Commencer par les hommes avant les appareils
 
Le syndicaliste de soutenir, par ailleurs, qu’il y a des scanners où on a des tubes qui parfois ont une durée de vie de 18 mois. « Quand le tube doit arriver à expiration, 5 mois à l’avance, il doit y avoir une commande pour un nouvel appareil. Si la date d’expiration est dépassée, ça peut endommager l’appareil. Au lieu de perdre 20 millions de FCFA uniquement pour le tube, vous perdrez un appareil qui coûte 200 millions de FCFA », déclare-t-il.
 
Cependant, il reconnaît aussi qu’il y a un problème d’encadrement des étudiants dans les établissements sanitaires. « Vous amenez un étudiant qui n’est pas encore sorti de l’école, vous le laissez avec l’appareil sans l’encadrer. Il peut faire de fausses manipulations et le bloquer. Les étudiants ne sont plus encadrés, on les laisse seuls à prendre des initiatives ».
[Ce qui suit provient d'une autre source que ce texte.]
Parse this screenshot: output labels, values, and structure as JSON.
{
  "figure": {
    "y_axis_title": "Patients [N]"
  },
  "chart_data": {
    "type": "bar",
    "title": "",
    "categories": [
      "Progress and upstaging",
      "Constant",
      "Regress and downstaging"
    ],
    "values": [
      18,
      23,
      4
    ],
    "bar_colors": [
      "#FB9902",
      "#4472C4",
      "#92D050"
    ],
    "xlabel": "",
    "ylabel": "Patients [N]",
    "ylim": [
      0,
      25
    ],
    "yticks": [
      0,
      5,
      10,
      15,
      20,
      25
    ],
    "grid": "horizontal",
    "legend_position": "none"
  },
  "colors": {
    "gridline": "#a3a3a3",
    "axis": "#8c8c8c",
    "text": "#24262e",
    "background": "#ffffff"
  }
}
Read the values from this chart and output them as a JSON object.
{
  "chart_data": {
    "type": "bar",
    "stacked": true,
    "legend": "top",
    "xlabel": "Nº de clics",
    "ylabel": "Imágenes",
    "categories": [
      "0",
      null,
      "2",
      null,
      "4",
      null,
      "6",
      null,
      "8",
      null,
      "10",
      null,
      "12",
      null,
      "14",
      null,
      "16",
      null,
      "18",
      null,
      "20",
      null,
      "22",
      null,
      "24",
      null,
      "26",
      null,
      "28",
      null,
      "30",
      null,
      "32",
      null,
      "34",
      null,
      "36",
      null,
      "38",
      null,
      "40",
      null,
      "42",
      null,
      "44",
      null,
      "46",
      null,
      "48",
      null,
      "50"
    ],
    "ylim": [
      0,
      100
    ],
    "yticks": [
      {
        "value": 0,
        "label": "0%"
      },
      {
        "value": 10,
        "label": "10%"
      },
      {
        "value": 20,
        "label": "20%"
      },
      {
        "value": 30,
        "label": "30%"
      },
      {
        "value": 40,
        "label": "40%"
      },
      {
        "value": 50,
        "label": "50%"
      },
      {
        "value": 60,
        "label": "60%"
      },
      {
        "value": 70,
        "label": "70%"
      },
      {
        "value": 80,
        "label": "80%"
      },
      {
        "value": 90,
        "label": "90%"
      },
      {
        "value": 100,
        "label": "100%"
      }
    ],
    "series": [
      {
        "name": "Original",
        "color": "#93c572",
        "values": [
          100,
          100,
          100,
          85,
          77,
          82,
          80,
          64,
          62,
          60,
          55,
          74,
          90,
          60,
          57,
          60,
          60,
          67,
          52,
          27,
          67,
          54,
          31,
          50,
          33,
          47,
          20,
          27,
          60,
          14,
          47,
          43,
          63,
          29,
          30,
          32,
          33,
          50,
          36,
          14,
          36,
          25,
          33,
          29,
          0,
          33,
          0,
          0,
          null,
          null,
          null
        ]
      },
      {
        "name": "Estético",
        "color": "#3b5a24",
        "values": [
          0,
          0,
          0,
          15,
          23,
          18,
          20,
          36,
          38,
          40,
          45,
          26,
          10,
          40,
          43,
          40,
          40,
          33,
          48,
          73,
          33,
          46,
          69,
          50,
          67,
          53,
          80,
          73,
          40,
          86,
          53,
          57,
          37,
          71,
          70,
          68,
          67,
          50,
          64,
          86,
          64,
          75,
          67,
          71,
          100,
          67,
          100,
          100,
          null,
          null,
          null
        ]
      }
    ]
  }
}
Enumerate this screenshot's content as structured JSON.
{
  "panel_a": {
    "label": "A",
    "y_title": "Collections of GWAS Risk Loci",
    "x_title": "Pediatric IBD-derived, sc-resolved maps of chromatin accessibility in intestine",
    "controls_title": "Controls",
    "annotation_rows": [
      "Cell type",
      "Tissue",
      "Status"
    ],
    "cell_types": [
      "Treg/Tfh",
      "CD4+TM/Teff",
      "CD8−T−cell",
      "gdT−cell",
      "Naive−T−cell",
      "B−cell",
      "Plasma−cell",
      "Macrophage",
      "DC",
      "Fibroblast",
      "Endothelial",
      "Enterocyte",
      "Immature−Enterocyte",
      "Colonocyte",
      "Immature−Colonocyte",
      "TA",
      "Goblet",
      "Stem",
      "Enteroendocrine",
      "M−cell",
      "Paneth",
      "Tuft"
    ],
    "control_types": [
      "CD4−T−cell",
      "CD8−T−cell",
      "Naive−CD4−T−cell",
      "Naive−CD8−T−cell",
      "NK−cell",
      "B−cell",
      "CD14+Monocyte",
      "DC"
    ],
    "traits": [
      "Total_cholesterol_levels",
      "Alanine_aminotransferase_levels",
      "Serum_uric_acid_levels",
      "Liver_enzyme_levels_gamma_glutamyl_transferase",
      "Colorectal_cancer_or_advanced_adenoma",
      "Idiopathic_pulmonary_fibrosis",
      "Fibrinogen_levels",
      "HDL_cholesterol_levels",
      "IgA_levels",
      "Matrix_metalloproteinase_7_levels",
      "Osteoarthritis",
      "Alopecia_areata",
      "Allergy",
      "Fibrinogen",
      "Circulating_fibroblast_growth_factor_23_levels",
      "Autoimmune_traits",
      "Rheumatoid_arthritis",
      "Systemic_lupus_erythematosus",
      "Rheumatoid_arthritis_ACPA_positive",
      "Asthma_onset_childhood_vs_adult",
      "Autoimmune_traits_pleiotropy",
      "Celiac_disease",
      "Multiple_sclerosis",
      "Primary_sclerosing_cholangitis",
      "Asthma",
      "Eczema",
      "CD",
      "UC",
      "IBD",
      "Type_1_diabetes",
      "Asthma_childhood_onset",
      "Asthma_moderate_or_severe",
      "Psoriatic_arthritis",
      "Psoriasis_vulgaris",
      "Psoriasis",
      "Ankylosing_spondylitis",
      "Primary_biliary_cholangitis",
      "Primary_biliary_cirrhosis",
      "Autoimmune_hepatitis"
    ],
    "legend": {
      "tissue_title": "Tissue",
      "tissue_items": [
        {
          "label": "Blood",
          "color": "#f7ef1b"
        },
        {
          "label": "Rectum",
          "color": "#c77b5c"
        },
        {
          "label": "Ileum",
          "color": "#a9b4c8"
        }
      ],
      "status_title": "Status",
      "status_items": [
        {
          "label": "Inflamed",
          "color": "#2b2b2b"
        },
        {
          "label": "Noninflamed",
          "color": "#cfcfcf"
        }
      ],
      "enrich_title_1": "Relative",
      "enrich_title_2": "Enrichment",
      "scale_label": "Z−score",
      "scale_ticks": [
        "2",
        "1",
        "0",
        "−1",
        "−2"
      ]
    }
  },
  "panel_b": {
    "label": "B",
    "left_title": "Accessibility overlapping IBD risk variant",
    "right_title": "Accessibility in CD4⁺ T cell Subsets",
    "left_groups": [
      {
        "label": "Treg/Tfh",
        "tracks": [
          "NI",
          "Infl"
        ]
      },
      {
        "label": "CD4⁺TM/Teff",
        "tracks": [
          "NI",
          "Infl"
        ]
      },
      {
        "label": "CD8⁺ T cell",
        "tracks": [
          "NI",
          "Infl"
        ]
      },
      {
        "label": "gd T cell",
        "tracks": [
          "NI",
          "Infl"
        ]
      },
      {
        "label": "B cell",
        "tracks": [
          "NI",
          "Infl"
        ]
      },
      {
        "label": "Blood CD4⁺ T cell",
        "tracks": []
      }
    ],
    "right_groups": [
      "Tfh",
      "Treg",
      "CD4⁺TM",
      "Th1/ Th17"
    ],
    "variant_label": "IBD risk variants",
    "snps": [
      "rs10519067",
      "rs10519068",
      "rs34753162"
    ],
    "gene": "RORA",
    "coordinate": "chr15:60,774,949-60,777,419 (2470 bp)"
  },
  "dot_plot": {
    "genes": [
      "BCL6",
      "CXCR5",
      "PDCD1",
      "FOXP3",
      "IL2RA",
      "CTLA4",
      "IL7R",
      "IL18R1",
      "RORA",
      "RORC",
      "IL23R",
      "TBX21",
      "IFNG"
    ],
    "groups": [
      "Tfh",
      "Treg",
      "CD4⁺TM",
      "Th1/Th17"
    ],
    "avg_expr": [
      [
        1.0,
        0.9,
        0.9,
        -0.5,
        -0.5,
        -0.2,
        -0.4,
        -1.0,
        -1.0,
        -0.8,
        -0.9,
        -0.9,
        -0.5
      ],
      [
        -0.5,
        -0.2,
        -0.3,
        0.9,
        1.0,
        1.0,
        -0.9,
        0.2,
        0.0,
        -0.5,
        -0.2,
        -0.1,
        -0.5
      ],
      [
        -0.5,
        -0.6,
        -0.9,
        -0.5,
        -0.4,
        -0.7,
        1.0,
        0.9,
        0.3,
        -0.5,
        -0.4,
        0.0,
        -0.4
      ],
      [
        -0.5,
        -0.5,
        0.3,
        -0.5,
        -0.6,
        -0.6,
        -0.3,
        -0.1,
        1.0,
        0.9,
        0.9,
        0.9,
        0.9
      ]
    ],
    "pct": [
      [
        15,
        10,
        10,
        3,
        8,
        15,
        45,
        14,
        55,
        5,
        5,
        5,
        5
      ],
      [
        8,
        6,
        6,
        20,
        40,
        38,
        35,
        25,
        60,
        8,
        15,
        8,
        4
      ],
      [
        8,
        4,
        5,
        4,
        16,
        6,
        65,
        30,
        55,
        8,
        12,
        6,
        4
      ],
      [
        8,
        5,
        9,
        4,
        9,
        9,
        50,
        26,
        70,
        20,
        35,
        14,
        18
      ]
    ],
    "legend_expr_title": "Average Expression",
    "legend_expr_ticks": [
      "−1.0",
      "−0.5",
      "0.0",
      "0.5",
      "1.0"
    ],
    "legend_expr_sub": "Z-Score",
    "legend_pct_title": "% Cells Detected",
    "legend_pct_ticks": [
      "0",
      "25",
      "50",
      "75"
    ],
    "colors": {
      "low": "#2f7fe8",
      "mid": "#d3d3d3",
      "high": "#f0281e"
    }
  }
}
Le syndicaliste de proposer ainsi l’investissement sur les hommes avant de penser aux équipements. Il soutient que la formation des agents de santé est primordiale pour pouvoir gérer ces outils médicaux.
 
C’est dire que lorsqu’il y a de nouveaux appareils qui arrivent, l’Etat devrait« capaciter » les gens qui ont déjà suivi des formations à la base dans ce sens afin qu’ils puissent les utiliser convenablement. Pour cela, il faut que la maintenance soit au cœur de chaque structure hospitalière. Il ne reste qu’à espérer que le programme d’équipement des structures sanitaires annoncé par Macky Sall va intégrer cette donne.